There are three ways to measure residual hydrogen peroxide down to low ppb levels during and after aeration.  Actually, the first way isn’t a measurement at all – it’s simply relying on whoever designed your decontamination and aeration procedure in the first place.  Commonly, that is the provider of your aseptic processing equipment.  Based on your requirements, they have probably done a thorough investigation, and the aeration phase is likely to be sufficient.  But there are two big problems with this approach.  First, how can you be sure that during actual operation (including potential work stoppages), or extended or repeated operation, there won’t be a release of hydrogen peroxide adsorbed on some surface?  And what if you either choose to or need to change procedures or associated equipment inside the isolator?  Do you have the means to revalidate the aeration process?  The second big problem is that, knowing that there may be a need to account for differences in test and actual use, your aseptic processing equipment provider may have designed a very conservative (i.e. long) aeration phase as part of the overall cycle.  That means you could be wasting time – time you could be devoting to manufacturing instead of waiting unnecessarily.

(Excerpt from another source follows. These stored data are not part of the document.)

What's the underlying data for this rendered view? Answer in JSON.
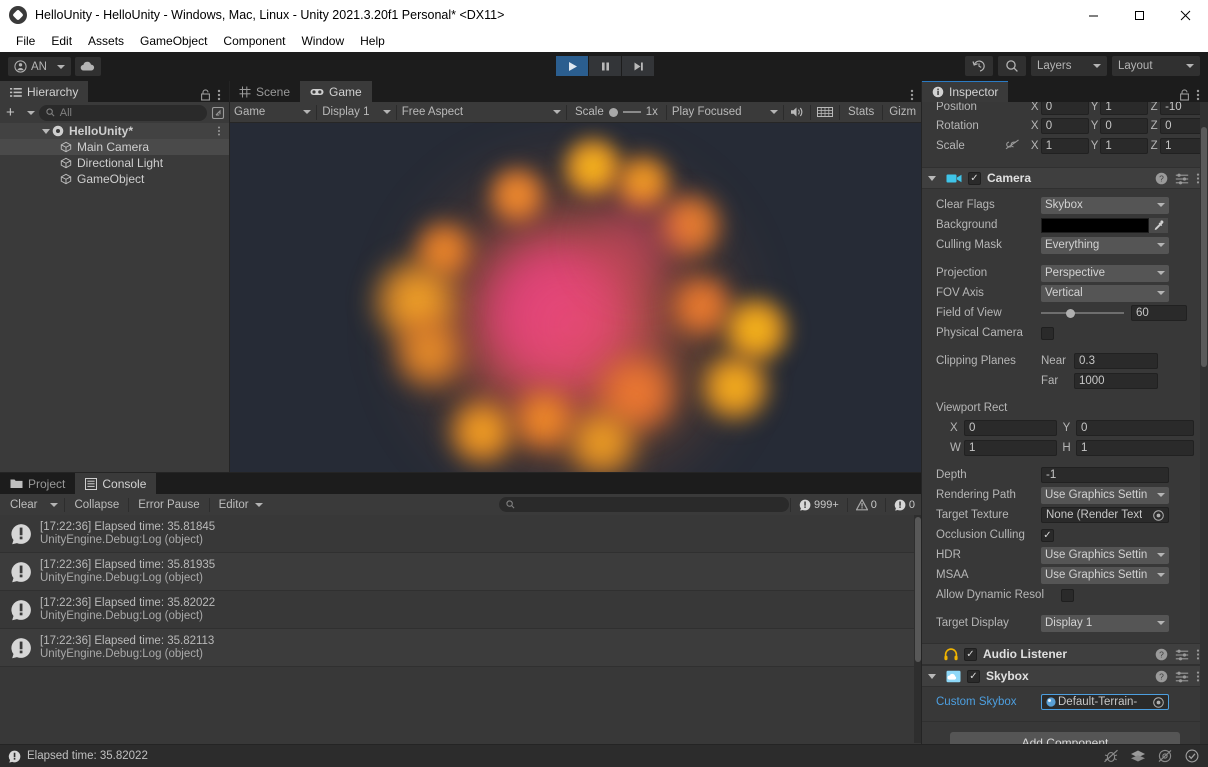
{
  "window": {
    "title": "HelloUnity - HelloUnity - Windows, Mac, Linux - Unity 2021.3.20f1 Personal* <DX11>",
    "app_icon": "unity-logo-icon",
    "minimize": "minimize-icon",
    "maximize": "maximize-icon",
    "close": "close-icon"
  },
  "menu": {
    "items": [
      "File",
      "Edit",
      "Assets",
      "GameObject",
      "Component",
      "Window",
      "Help"
    ]
  },
  "toolbar": {
    "account_label": "AN",
    "cloud_icon": "cloud-icon",
    "play_icon": "play-icon",
    "pause_icon": "pause-icon",
    "step_icon": "step-icon",
    "history_icon": "undo-history-icon",
    "search_icon": "search-icon",
    "layers_label": "Layers",
    "layout_label": "Layout"
  },
  "hierarchy": {
    "tab_label": "Hierarchy",
    "tab_icon": "hierarchy-icon",
    "lock_icon": "lock-icon",
    "menu_icon": "kebab-menu-icon",
    "add_label": "+",
    "search_placeholder": "All",
    "search_icon": "search-icon",
    "expand_icon": "expand-window-icon",
    "items": [
      {
        "label": "HelloUnity*",
        "icon": "unity-scene-icon",
        "depth": 0,
        "selected": false,
        "root": true
      },
      {
        "label": "Main Camera",
        "icon": "gameobject-cube-icon",
        "depth": 1,
        "selected": true,
        "root": false
      },
      {
        "label": "Directional Light",
        "icon": "gameobject-cube-icon",
        "depth": 1,
        "selected": false,
        "root": false
      },
      {
        "label": "GameObject",
        "icon": "gameobject-cube-icon",
        "depth": 1,
        "selected": false,
        "root": false
      }
    ]
  },
  "gameview": {
    "tabs": [
      {
        "label": "Scene",
        "icon": "scene-grid-icon",
        "active": false
      },
      {
        "label": "Game",
        "icon": "game-controller-icon",
        "active": true
      }
    ],
    "menu_icon": "kebab-menu-icon",
    "controls": {
      "view_mode": "Game",
      "display": "Display 1",
      "aspect": "Free Aspect",
      "scale_label": "Scale",
      "scale_value": "1x",
      "play_mode": "Play Focused",
      "mute_icon": "audio-mute-icon",
      "stats_toggle_icon": "frame-debug-icon",
      "stats_label": "Stats",
      "gizmos_label": "Gizm"
    },
    "background_color": "#262b36"
  },
  "console": {
    "tabs": [
      {
        "label": "Project",
        "icon": "folder-icon",
        "active": false
      },
      {
        "label": "Console",
        "icon": "console-icon",
        "active": true
      }
    ],
    "toolbar": {
      "clear_label": "Clear",
      "collapse_label": "Collapse",
      "error_pause_label": "Error Pause",
      "editor_label": "Editor",
      "search_icon": "search-icon",
      "search_value": ""
    },
    "counters": {
      "log_icon": "log-info-icon",
      "log_count": "999+",
      "warning_icon": "warning-triangle-icon",
      "warning_count": "0",
      "error_icon": "error-circle-icon",
      "error_count": "0"
    },
    "entries": [
      {
        "icon": "log-info-icon",
        "message": "[17:22:36] Elapsed time: 35.81845",
        "stack": "UnityEngine.Debug:Log (object)"
      },
      {
        "icon": "log-info-icon",
        "message": "[17:22:36] Elapsed time: 35.81935",
        "stack": "UnityEngine.Debug:Log (object)"
      },
      {
        "icon": "log-info-icon",
        "message": "[17:22:36] Elapsed time: 35.82022",
        "stack": "UnityEngine.Debug:Log (object)"
      },
      {
        "icon": "log-info-icon",
        "message": "[17:22:36] Elapsed time: 35.82113",
        "stack": "UnityEngine.Debug:Log (object)"
      }
    ]
  },
  "inspector": {
    "tab_label": "Inspector",
    "tab_icon": "info-icon",
    "lock_icon": "lock-icon",
    "menu_icon": "kebab-menu-icon",
    "transform": {
      "rows": [
        {
          "label": "Position",
          "x": "0",
          "y": "1",
          "z": "-10"
        },
        {
          "label": "Rotation",
          "x": "0",
          "y": "0",
          "z": "0"
        },
        {
          "label": "Scale",
          "x": "1",
          "y": "1",
          "z": "1",
          "link_icon": "constrain-proportions-off-icon"
        }
      ],
      "axis_x": "X",
      "axis_y": "Y",
      "axis_z": "Z"
    },
    "camera": {
      "name": "Camera",
      "icon": "camera-icon",
      "enabled": true,
      "help_icon": "help-icon",
      "preset_icon": "preset-icon",
      "menu_icon": "kebab-menu-icon",
      "clear_flags_label": "Clear Flags",
      "clear_flags_value": "Skybox",
      "background_label": "Background",
      "background_color": "#000000",
      "eyedropper_icon": "eyedropper-icon",
      "culling_mask_label": "Culling Mask",
      "culling_mask_value": "Everything",
      "projection_label": "Projection",
      "projection_value": "Perspective",
      "fov_axis_label": "FOV Axis",
      "fov_axis_value": "Vertical",
      "field_of_view_label": "Field of View",
      "field_of_view_value": "60",
      "physical_camera_label": "Physical Camera",
      "physical_camera_checked": false,
      "clipping_planes_label": "Clipping Planes",
      "near_label": "Near",
      "near_value": "0.3",
      "far_label": "Far",
      "far_value": "1000",
      "viewport_rect_label": "Viewport Rect",
      "viewport_x_label": "X",
      "viewport_x": "0",
      "viewport_y_label": "Y",
      "viewport_y": "0",
      "viewport_w_label": "W",
      "viewport_w": "1",
      "viewport_h_label": "H",
      "viewport_h": "1",
      "depth_label": "Depth",
      "depth_value": "-1",
      "rendering_path_label": "Rendering Path",
      "rendering_path_value": "Use Graphics Settin",
      "target_texture_label": "Target Texture",
      "target_texture_value": "None (Render Text",
      "object_picker_icon": "object-picker-icon",
      "occlusion_culling_label": "Occlusion Culling",
      "occlusion_culling_checked": true,
      "hdr_label": "HDR",
      "hdr_value": "Use Graphics Settin",
      "msaa_label": "MSAA",
      "msaa_value": "Use Graphics Settin",
      "allow_dynamic_label": "Allow Dynamic Resol",
      "allow_dynamic_checked": false,
      "target_display_label": "Target Display",
      "target_display_value": "Display 1"
    },
    "audio_listener": {
      "name": "Audio Listener",
      "icon": "headphones-icon",
      "enabled": true,
      "help_icon": "help-icon",
      "preset_icon": "preset-icon",
      "menu_icon": "kebab-menu-icon"
    },
    "skybox": {
      "name": "Skybox",
      "icon": "skybox-icon",
      "enabled": true,
      "help_icon": "help-icon",
      "preset_icon": "preset-icon",
      "menu_icon": "kebab-menu-icon",
      "custom_skybox_label": "Custom Skybox",
      "custom_skybox_value": "Default-Terrain-",
      "object_picker_icon": "object-picker-icon"
    },
    "add_component_label": "Add Component"
  },
  "statusbar": {
    "icon": "log-info-icon",
    "message": "Elapsed time: 35.82022",
    "icons": [
      "bug-disabled-icon",
      "layers-icon",
      "preview-disabled-icon",
      "check-circle-icon"
    ]
  }
}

The second way to measure residual peroxide is a wet chemical technique known as the horseradish peroxidase assay.  It is a widely used technique with exquisite sensitivity, especially when coupled with fluorescence or chemiluminescence detection.  It is also capable of quantifying hydrogen peroxide on solid surfaces (using wipes), directly in liquids, or in the gas phase (by bubbling the gas through water).  However, it is not considered rapid or real-time, requires some chemical expertise to be executed successfully, and uses consumable reagents and containers for each sample that must be disposed of, making it ill-suited for a cleanroom environment. It is still quite useful for adsorption studies of materials and dissolution studies in liquid formulations.  There is an automated system available that improves the throughput over doing the assays manually, but it doesn’t eliminate the need for refrigerated liquid reagents and chemical expertise. In addition, it requires frequent calibration.

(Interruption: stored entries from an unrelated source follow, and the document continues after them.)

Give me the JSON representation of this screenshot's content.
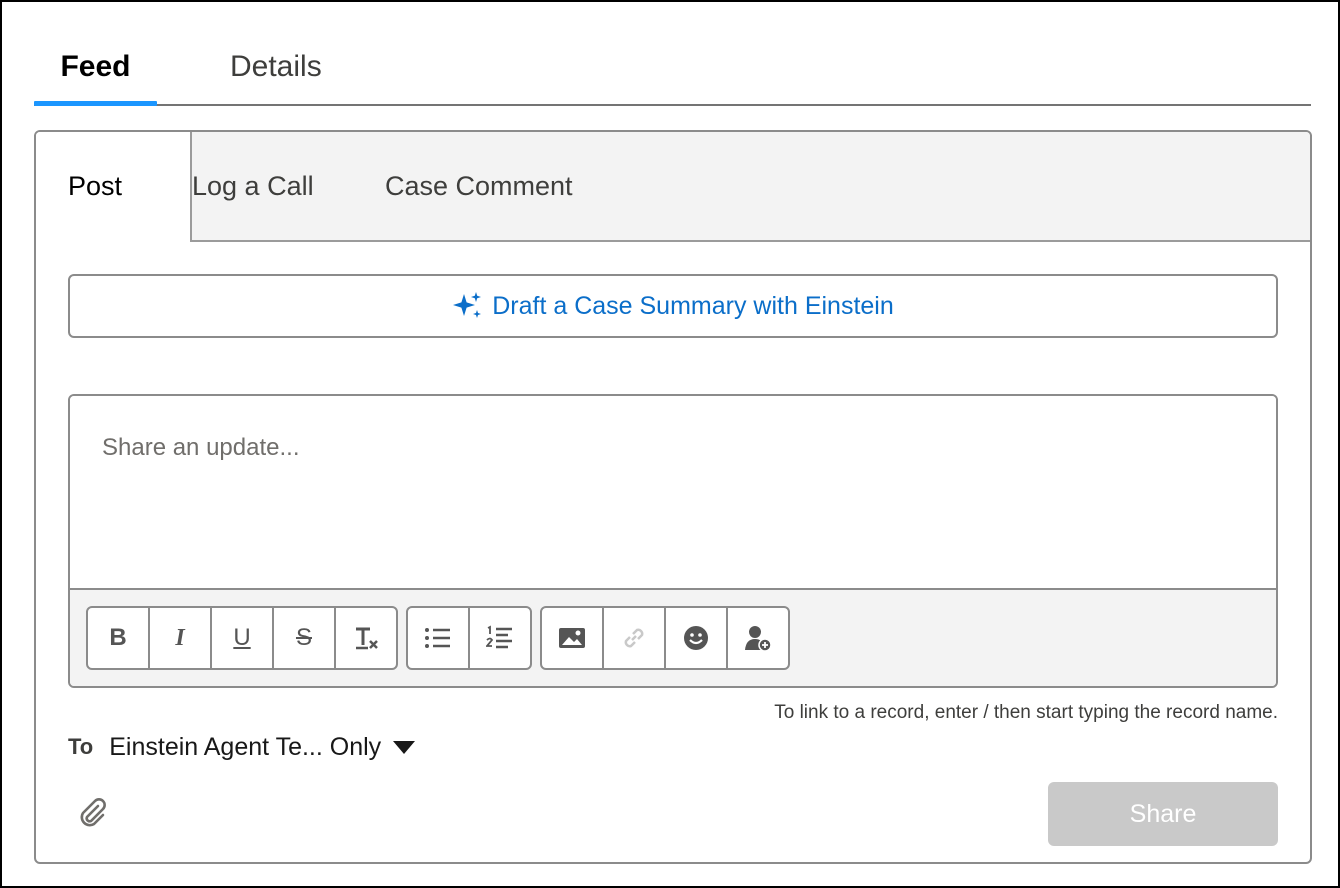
{
  "top_tabs": [
    {
      "label": "Feed",
      "active": true
    },
    {
      "label": "Details",
      "active": false
    }
  ],
  "publisher": {
    "tabs": [
      {
        "label": "Post",
        "active": true
      },
      {
        "label": "Log a Call",
        "active": false
      },
      {
        "label": "Case Comment",
        "active": false
      }
    ],
    "einstein_button": {
      "label": "Draft a Case Summary with Einstein",
      "icon": "sparkles-icon"
    },
    "editor": {
      "placeholder": "Share an update...",
      "value": ""
    },
    "toolbar": {
      "formatting": [
        "bold-icon",
        "italic-icon",
        "underline-icon",
        "strikethrough-icon",
        "clear-formatting-icon"
      ],
      "lists": [
        "bulleted-list-icon",
        "numbered-list-icon"
      ],
      "insert": [
        "image-icon",
        "link-icon",
        "emoji-icon",
        "mention-user-icon"
      ],
      "bold_glyph": "B",
      "italic_glyph": "I",
      "underline_glyph": "U",
      "strike_glyph": "S",
      "clear_glyph": "T"
    },
    "hint": "To link to a record, enter / then start typing the record name.",
    "to_label": "To",
    "to_value": "Einstein Agent Te... Only",
    "share_label": "Share",
    "colors": {
      "accent": "#1b96ff",
      "link": "#0b6ec9",
      "disabled": "#c9c9c9"
    }
  }
}
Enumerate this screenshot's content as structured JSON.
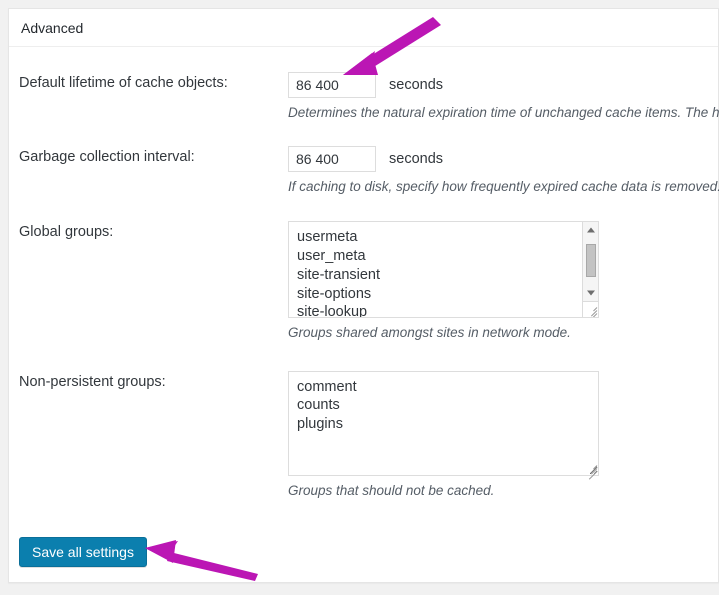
{
  "card": {
    "header_title": "Advanced"
  },
  "fields": {
    "lifetime": {
      "label": "Default lifetime of cache objects:",
      "value": "86 400",
      "placeholder": "",
      "unit": "seconds",
      "description": "Determines the natural expiration time of unchanged cache items. The high"
    },
    "gc_interval": {
      "label": "Garbage collection interval:",
      "value": "86 400",
      "placeholder": "",
      "unit": "seconds",
      "description": "If caching to disk, specify how frequently expired cache data is removed. For"
    },
    "global_groups": {
      "label": "Global groups:",
      "value": "usermeta\nuser_meta\nsite-transient\nsite-options\nsite-lookup\nblog-lookup",
      "visible_lines": [
        "usermeta",
        "user_meta",
        "site-transient",
        "site-options",
        "site-lookup"
      ],
      "description": "Groups shared amongst sites in network mode."
    },
    "nonpersistent_groups": {
      "label": "Non-persistent groups:",
      "value": "comment\ncounts\nplugins",
      "visible_lines": [
        "comment",
        "counts",
        "plugins"
      ],
      "description": "Groups that should not be cached."
    }
  },
  "submit": {
    "save_label": "Save all settings"
  },
  "annotations": {
    "arrow_to_lifetime_input": "magenta-arrow-pointing-down-left-at-cache-lifetime-field",
    "arrow_to_save_button": "magenta-arrow-pointing-left-at-save-all-settings-button"
  },
  "colors": {
    "page_background": "#f1f1f1",
    "card_background": "#ffffff",
    "card_border": "#e5e5e5",
    "label_text": "#32373c",
    "description_text": "#555d66",
    "input_border": "#dddddd",
    "save_button": "#0b7fae",
    "annotation_arrow": "#bb16b4"
  }
}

The third and best way to measure residual hydrogen peroxide is with the Picarro PI2114 Hydrogen Peroxide Analyzer.  It measures hydrogen peroxide rapidly and continuously down to 3.3 ppb in the gas phase – which is exactly how hydrogen peroxide would interact with your product during your aseptic process.  It directly measures the optical absorption of hydrogen peroxide in the near-infrared and thus requires no chemicals or other consumables.  It can operate for extended periods of time – up to months – with no maintenance or recalibration required.  Once installed and configured, it produces a “sensor-like” continuous analog output proportional to the hydrogen peroxide concentration that can be read by most SCADA systems, minimizing the need for operator SOPs.  And during installation and maintenance, a full set of compliance features implement the data integrity, user roles, and audit trails necessary for inclusion in a GMP environment.

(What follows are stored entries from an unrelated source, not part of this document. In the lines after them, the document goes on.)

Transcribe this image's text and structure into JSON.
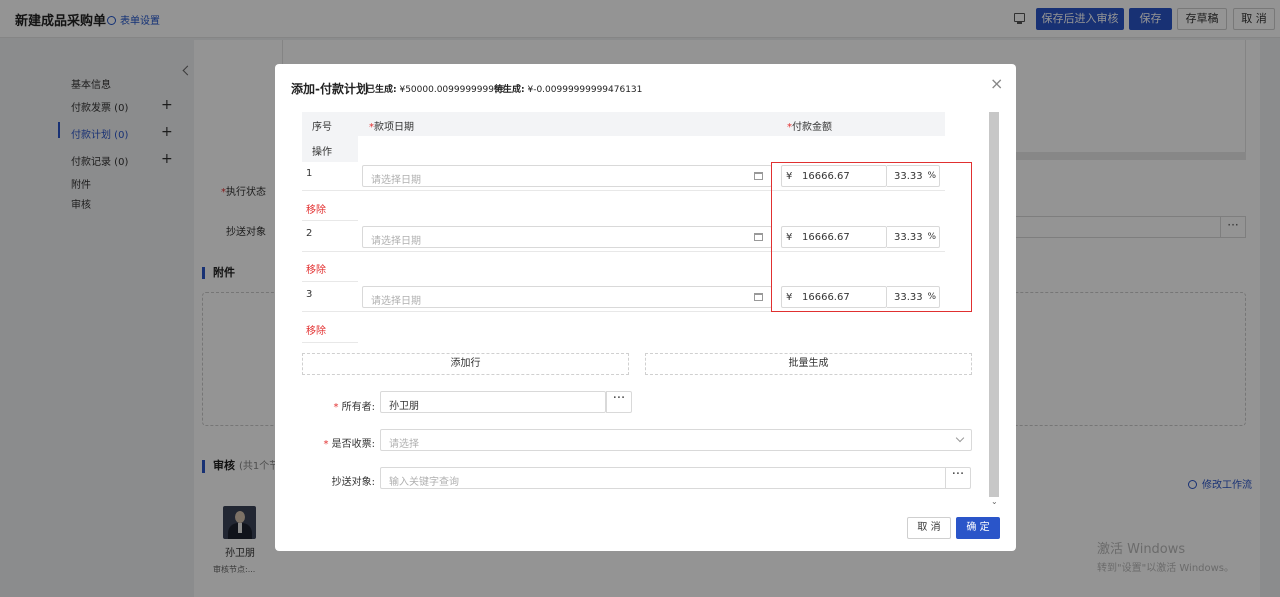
{
  "header": {
    "title": "新建成品采购单",
    "form_settings": "表单设置",
    "buttons": {
      "submit_review": "保存后进入审核",
      "save": "保存",
      "draft": "存草稿",
      "cancel": "取 消"
    }
  },
  "left_nav": {
    "items": [
      {
        "label": "基本信息"
      },
      {
        "label": "付款发票 (0)"
      },
      {
        "label": "付款计划 (0)"
      },
      {
        "label": "付款记录 (0)"
      },
      {
        "label": "附件"
      },
      {
        "label": "审核"
      }
    ]
  },
  "background_form": {
    "exec_status_label": "执行状态",
    "cc_label": "抄送对象",
    "cc_dots": "···",
    "attachment_title": "附件",
    "review_title": "审核",
    "review_sub": "(共1个节",
    "workflow_link": "修改工作流",
    "reviewer_name": "孙卫朋",
    "review_node": "审核节点:..."
  },
  "watermark": {
    "line1": "激活 Windows",
    "line2": "转到\"设置\"以激活 Windows。"
  },
  "modal": {
    "title": "添加-付款计划",
    "generated_label": "已生成:",
    "generated_value": "¥50000.009999999995",
    "pending_label": "待生成:",
    "pending_value": "¥-0.00999999999476131",
    "table": {
      "col_index": "序号",
      "col_date": "款项日期",
      "col_amount": "付款金额",
      "col_action": "操作",
      "rows": [
        {
          "index": "1",
          "date_placeholder": "请选择日期",
          "currency": "¥",
          "amount": "16666.67",
          "percent": "33.33",
          "percent_unit": "%",
          "remove": "移除"
        },
        {
          "index": "2",
          "date_placeholder": "请选择日期",
          "currency": "¥",
          "amount": "16666.67",
          "percent": "33.33",
          "percent_unit": "%",
          "remove": "移除"
        },
        {
          "index": "3",
          "date_placeholder": "请选择日期",
          "currency": "¥",
          "amount": "16666.67",
          "percent": "33.33",
          "percent_unit": "%",
          "remove": "移除"
        }
      ]
    },
    "add_row": "添加行",
    "batch_generate": "批量生成",
    "owner_label": "所有者:",
    "owner_value": "孙卫朋",
    "invoice_label": "是否收票:",
    "invoice_placeholder": "请选择",
    "cc_label": "抄送对象:",
    "cc_placeholder": "输入关键字查询",
    "dots": "···",
    "cancel_btn": "取 消",
    "ok_btn": "确 定"
  },
  "colors": {
    "primary": "#2a55c9",
    "danger": "#e23030",
    "highlight_border": "#e03030"
  }
}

In fact, most of the larger aseptic processing equipment manufacturers use Picarro hydrogen peroxide analyzers to test and validate their materials and designs, including any decontamination and aeration processes they deliver along with the equipment.  With all that’s on the line with your therapeutic biological product, doesn’t it make sense to for you to monitor residual hydrogen peroxide levels continuously during aeration and operation?  With the PI2114, you can.